How Coronary Heart Disease Became Our Biggest Problem

In 1900, pneumonia was the leading cause of death in the U.S., but when doctors found ways to keep us alive longer, the heart gave out.

978-0-307-71990-4.jpg Coronary heart disease (CHD) currently looms as the greatest health threat to Americans. The rise of coronary heart disease to the top of our medical "to-do list" is relatively recent. In 1900, pneumonia was the leading cause of death in the United States, and the average life expectancy was only 47. During the first half of the 20th century, doctors and scientists focused on treating infectious diseases -- for example, developing new drugs to cure pneumonia and virtually eradicate tuberculosis. These dramatic advances enabled people to live longer -- and inadvertently opened the door to coronary heart disease.

By 1930, average life expectancy in America had risen to about 60, and heart disease had become the number one cause of death. These statistics reflect an important feature of CHD: the incidence of the disease increases strikingly with age. Longer life means more time for arterial plaques to develop and cause problems. The risk of an 85-year-old man having a heart attack is 25 times that of a 45-year-old.

Longer life does not by itself cause CHD, but the combination of longer life and damaging lifestyles increases the risk of developing coronary heart disease. Contemporary lifestyles have created a minefield of risk factors for CHD. Liberated from the grip of infectious diseases, too many of us fill our extra years of life with smoking, eating, and many excuses not to exercise.

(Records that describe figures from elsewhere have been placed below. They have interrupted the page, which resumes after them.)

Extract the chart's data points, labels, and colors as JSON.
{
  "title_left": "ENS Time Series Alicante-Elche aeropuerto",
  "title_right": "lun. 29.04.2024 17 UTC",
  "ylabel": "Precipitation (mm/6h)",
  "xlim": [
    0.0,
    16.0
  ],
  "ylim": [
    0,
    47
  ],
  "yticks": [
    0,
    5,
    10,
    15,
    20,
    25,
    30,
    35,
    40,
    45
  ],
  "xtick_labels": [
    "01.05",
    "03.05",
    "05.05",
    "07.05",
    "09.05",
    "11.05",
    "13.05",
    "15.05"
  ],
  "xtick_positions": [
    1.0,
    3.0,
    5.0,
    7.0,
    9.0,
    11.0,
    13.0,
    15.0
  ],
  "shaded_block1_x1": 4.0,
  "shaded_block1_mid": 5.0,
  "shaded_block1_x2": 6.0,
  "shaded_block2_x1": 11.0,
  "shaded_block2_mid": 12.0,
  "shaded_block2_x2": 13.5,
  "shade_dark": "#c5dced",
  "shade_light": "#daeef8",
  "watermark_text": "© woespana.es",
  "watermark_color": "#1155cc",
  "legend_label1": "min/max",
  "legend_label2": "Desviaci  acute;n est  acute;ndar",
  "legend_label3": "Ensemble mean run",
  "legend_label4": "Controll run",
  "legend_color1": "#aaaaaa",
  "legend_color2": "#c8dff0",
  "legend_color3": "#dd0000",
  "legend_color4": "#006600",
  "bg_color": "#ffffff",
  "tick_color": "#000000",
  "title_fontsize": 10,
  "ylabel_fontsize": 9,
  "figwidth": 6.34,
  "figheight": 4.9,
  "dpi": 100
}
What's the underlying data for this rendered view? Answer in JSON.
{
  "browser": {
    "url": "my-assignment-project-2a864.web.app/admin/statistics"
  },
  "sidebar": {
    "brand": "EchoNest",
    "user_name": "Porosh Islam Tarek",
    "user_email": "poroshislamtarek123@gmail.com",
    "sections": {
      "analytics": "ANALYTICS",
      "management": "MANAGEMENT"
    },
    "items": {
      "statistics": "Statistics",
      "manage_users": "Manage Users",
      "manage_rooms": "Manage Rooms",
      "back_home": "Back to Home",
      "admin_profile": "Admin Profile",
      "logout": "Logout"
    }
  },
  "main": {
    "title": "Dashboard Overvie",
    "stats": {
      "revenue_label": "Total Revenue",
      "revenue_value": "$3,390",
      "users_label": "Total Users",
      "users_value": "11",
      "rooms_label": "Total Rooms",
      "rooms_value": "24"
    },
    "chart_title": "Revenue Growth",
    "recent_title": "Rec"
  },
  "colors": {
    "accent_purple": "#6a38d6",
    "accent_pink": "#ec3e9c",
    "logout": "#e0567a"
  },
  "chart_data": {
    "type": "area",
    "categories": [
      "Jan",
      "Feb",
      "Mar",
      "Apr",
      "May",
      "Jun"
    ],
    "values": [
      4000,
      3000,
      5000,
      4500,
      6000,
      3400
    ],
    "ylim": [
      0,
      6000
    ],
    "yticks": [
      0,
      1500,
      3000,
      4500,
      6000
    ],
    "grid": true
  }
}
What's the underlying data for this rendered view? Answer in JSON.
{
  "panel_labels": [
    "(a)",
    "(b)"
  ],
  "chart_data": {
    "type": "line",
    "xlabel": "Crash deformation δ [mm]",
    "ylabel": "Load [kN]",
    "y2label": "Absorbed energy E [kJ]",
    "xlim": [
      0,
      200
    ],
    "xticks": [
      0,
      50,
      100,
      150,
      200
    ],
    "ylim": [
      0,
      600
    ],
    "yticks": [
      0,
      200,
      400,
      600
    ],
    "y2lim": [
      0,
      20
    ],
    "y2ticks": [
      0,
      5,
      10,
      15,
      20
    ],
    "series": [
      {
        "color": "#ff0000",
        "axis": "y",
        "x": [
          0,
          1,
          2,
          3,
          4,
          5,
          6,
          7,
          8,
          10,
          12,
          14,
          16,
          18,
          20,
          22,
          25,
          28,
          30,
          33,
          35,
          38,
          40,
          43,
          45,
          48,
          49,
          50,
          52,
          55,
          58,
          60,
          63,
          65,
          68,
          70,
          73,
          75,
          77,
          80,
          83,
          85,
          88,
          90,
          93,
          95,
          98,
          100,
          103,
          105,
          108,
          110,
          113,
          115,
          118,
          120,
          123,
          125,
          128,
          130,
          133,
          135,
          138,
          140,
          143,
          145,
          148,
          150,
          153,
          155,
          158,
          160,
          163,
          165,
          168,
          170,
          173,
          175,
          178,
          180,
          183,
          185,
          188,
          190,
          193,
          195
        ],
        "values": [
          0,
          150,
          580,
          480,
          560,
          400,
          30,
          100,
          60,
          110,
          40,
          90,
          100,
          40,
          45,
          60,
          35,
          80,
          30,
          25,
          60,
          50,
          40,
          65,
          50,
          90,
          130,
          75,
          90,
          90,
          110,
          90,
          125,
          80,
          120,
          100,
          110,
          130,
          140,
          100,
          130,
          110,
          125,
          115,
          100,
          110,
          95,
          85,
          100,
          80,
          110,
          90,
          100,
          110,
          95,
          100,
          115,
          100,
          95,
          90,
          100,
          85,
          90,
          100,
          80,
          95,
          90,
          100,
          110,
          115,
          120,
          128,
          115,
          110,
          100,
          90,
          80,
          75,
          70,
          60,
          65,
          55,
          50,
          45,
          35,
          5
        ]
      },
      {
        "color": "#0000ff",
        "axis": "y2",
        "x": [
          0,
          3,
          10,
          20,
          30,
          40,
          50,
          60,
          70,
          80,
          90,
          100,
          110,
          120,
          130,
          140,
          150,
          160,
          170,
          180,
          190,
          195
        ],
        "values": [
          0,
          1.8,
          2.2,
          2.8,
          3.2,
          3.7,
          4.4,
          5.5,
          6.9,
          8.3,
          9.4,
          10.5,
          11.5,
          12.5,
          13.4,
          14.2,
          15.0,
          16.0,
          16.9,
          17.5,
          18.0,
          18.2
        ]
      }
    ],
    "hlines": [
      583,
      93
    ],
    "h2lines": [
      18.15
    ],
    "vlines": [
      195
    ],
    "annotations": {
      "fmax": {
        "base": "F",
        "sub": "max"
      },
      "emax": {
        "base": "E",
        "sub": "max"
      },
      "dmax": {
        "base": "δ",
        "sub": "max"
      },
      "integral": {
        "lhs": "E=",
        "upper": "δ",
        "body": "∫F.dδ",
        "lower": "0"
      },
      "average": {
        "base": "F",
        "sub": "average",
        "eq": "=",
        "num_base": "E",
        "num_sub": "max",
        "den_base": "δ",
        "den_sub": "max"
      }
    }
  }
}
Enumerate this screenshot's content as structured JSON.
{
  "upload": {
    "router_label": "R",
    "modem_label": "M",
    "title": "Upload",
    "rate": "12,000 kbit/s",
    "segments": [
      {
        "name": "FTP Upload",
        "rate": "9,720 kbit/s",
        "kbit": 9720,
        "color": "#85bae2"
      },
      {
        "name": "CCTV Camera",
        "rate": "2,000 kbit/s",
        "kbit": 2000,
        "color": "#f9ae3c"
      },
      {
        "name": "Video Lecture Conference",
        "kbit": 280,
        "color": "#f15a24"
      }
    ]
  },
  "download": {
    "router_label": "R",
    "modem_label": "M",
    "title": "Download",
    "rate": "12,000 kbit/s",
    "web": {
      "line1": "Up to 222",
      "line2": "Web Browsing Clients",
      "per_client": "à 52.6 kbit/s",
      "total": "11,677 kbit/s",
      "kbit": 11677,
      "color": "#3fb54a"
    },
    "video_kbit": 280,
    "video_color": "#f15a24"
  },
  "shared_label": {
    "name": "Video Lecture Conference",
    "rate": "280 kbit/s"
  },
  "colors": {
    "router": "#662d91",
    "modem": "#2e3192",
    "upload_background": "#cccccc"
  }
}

Before we examine the risk factors for coronary heart disease, let's focus on your arteries and the mechanisms by which plaques form. The process begins with damage to the endothelium, a smooth, tile-like layer of specialized cells lining the inner walls of blood vessels through which blood flows on its way to our organs. More than simply a watertight seal to keep the blood inside the artery, the endothelial lining is biologically active, producing chemicals that prevent blood from clotting at its surface. In addition, the endothelium acts as a barrier to prevent toxic substances from entering the blood vessel's wall.

Many of the risk factors for CHD initiate and accelerate disease by damaging the endothelium. Smoking and air pollution increase levels of carbon monoxide and other toxic chemicals in the blood, triggering chemical reactions that assault and damage the endothelium. High blood pressure causes the blood to act like a battering ram, attacking and disrupting the endothelium.

Over the last few years, scientists have recognized that inflammation also damages endothelial cells and contributes to plaque formation. The term inflammation is derived from the Latin meaning "to set on fire." Inflammation is not always bad; it actually represents the body's normal response to injury and infection, and in the appropriate setting it restores health. But when it occurs inside blood vessels, inflammation can initiate plaque formation.